Para peneliti ini mengandalkan analisis berbagai kesalahan linguistik ini. Pada awal tahun 1895, ahli bahasa Rudolf Meiringer menerbitkan koleksinya yang berjumlah hampir 9.000 slip. Dengan Wilhelm Wundt, pendiri psikologi eksperimental, spesialis ini menunjukkan bahwa kesalahan ini disebabkan oleh faktor struktural murni, seperti kedekatan suara, serta oleh gangguan, kelelahan, atau stres. Peneliti kontemporer telah menyimpulkan bahwa sebagian besar bug relatif tidak berbahaya. Kebanyakan dari mereka sebenarnya berhubungan dengan substitusi atau interpenetrasi fonem (“garpu saya telah melemah”), umumnya untuk mengantisipasi suara atau pengulangan suara yang sudah diucapkan. Temuan Bernadette Jansma dari Universitas Maastricht dan rekan menunjukkan bahwa dua rencana gerakan artikulasi yang akan dilakukan selanjutnya bersaing di otak, pada tingkat area yang disebut ‘area motorik ekstra’, pada akhirnya perencanaan yang salah lazim. Kesalahan yang terkait dengan seluruh kata hanya terjadi sekitar 30% dari kasus dan dapat dijelaskan oleh kedekatan semantik dari istilah terbalik: karena mereka termasuk dalam ranah makna yang sama (“Ini hanya akan memakan waktu beberapa jam … menit .. .!”), mereka terhubung di otak , sehingga mereka dapat berkomunikasi satu sama lain secara otomatis.

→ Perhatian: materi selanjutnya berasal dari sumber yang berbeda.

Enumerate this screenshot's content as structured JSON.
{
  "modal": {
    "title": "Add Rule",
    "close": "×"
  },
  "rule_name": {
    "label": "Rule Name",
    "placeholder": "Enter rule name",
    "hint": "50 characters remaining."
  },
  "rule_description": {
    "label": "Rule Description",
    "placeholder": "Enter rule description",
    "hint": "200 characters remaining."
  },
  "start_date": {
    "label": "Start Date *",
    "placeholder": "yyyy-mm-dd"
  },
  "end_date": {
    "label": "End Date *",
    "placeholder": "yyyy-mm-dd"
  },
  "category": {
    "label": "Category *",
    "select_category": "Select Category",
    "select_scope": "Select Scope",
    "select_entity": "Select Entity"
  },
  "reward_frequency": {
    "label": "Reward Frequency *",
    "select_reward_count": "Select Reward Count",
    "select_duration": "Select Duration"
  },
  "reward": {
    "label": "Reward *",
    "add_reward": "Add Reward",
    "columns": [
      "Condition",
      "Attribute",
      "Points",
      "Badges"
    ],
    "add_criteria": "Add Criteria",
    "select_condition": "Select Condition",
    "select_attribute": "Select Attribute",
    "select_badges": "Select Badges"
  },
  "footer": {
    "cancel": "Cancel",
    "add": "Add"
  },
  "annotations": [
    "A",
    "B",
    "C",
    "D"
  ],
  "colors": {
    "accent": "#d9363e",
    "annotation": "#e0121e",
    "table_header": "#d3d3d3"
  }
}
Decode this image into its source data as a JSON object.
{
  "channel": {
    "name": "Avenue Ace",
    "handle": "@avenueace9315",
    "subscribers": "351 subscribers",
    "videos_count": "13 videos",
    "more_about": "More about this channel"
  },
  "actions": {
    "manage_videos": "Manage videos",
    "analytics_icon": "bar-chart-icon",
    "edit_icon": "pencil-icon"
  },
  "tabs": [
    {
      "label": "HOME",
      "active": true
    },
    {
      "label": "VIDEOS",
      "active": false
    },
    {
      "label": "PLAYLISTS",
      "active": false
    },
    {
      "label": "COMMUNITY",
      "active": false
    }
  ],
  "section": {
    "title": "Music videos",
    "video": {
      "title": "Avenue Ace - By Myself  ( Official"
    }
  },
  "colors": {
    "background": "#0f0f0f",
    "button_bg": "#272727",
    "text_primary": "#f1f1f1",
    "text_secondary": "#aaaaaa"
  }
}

Sebagian besar slip tidak memalukan

Sebagian besar slip tidak memalukan: mereka mungkin kontradiktif tetapi itu bukan “kesalahan fatal”. Selain itu, mereka sering segera diperbaiki. Spesialis Victoria Frumkin menyimpulkan dari sini bahwa Freud mengabaikan slip “kecil” dan hanya menyimpan yang menarik perhatian. Jadi teorinya entah bagaimana akan didasarkan pada bias pengambilan sampel…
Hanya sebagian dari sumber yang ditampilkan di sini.